There is something undeniably liberating about cutting off your hair. When I walked home with my hair dancing above the collar of my coat, I felt kilos lighter. I just simply went to the hairdresser’s, and yet it felt like I really had done something meaningful that morning.
Renske asked me to write a blog post about my hair donations. I hesitated; donating your hair doesn’t sound as amazing as doing volunteer work, doing something really brave for others, or actively contributing to a better environment. But Renske’s sweet words about how even the smallest act can be inspiring and contribute to a better world, made me write this post.
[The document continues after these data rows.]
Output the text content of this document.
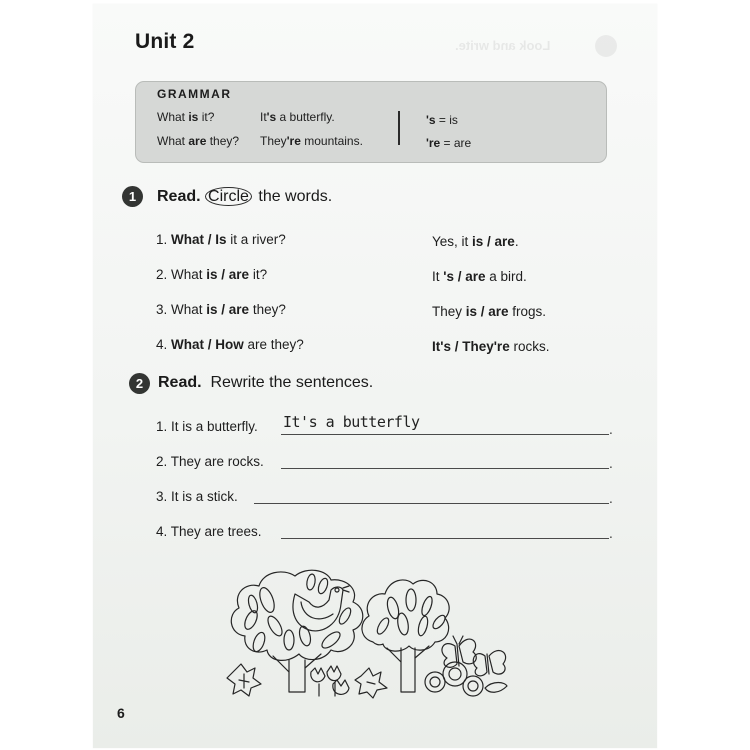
Look and write.
Unit 2
GRAMMAR
What is it?	It's a butterfly.
What are they? They're mountains.
's = is
're = are
1	Read. Circle the words.
1. What / Is it a river?	Yes, it is / are.
2. What is / are it?	It 's / are a bird.
3. What is / are they?	They is / are frogs.
4. What / How are they?	It's / They're rocks.
2 Read.  Rewrite the sentences.
1. It is a butterfly. It's a butterfly	.
2. They are rocks.	.
3. It is a stick.	.
4. They are trees.	.
6
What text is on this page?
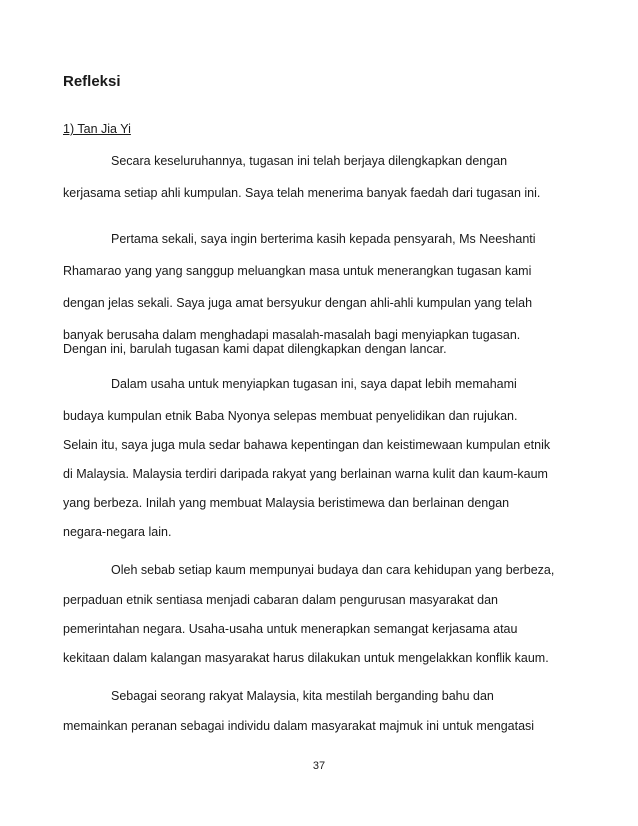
Refleksi

1) Tan Jia Yi

Secara keseluruhannya, tugasan ini telah berjaya dilengkapkan dengan

kerjasama setiap ahli kumpulan. Saya telah menerima banyak faedah dari tugasan ini.

Pertama sekali, saya ingin berterima kasih kepada pensyarah, Ms Neeshanti

Rhamarao yang yang sanggup meluangkan masa untuk menerangkan tugasan kami

dengan jelas sekali. Saya juga amat bersyukur dengan ahli-ahli kumpulan yang telah

banyak berusaha dalam menghadapi masalah-masalah bagi menyiapkan tugasan.

Dengan ini, barulah tugasan kami dapat dilengkapkan dengan lancar.

Dalam usaha untuk menyiapkan tugasan ini, saya dapat lebih memahami

budaya kumpulan etnik Baba Nyonya selepas membuat penyelidikan dan rujukan.

Selain itu, saya juga mula sedar bahawa kepentingan dan keistimewaan kumpulan etnik

di Malaysia. Malaysia terdiri daripada rakyat yang berlainan warna kulit dan kaum-kaum

yang berbeza. Inilah yang membuat Malaysia beristimewa dan berlainan dengan

negara-negara lain.

Oleh sebab setiap kaum mempunyai budaya dan cara kehidupan yang berbeza,

perpaduan etnik sentiasa menjadi cabaran dalam pengurusan masyarakat dan

pemerintahan negara. Usaha-usaha untuk menerapkan semangat kerjasama atau

kekitaan dalam kalangan masyarakat harus dilakukan untuk mengelakkan konflik kaum.

Sebagai seorang rakyat Malaysia, kita mestilah berganding bahu dan

memainkan peranan sebagai individu dalam masyarakat majmuk ini untuk mengatasi

37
It will grow again. It’s just hair.
Maybe this blog post will inspire you to at least consider donating your hair; or maybe you weren’t familiar with hair donations at all and you can spread the world (especially to those with long hair around you). Maybe you know someone who has to deal with unwanted baldness and you can give him/her information about where to get a free nice wig. Or maybe my story makes you remember, with a smile, all those things you take for granted every day. If even one of these things applies to anyone, my story wasn’t useless, and I am grateful that I wrote it down for you.
As fas as my short hairdo: I’ll have to get used to it, but from previous experiences I know that won’t take long. And if I don’t get used to it, I’ll just have to have some patience. It will grow again. It’s just hair.
Note: Even if you have gray, dyed or shorter hair donating is possible. Visit the website of the Haarstichting ♥ They also make wigs for adults and, therefore, the hair doesn’t have to meet the same demands.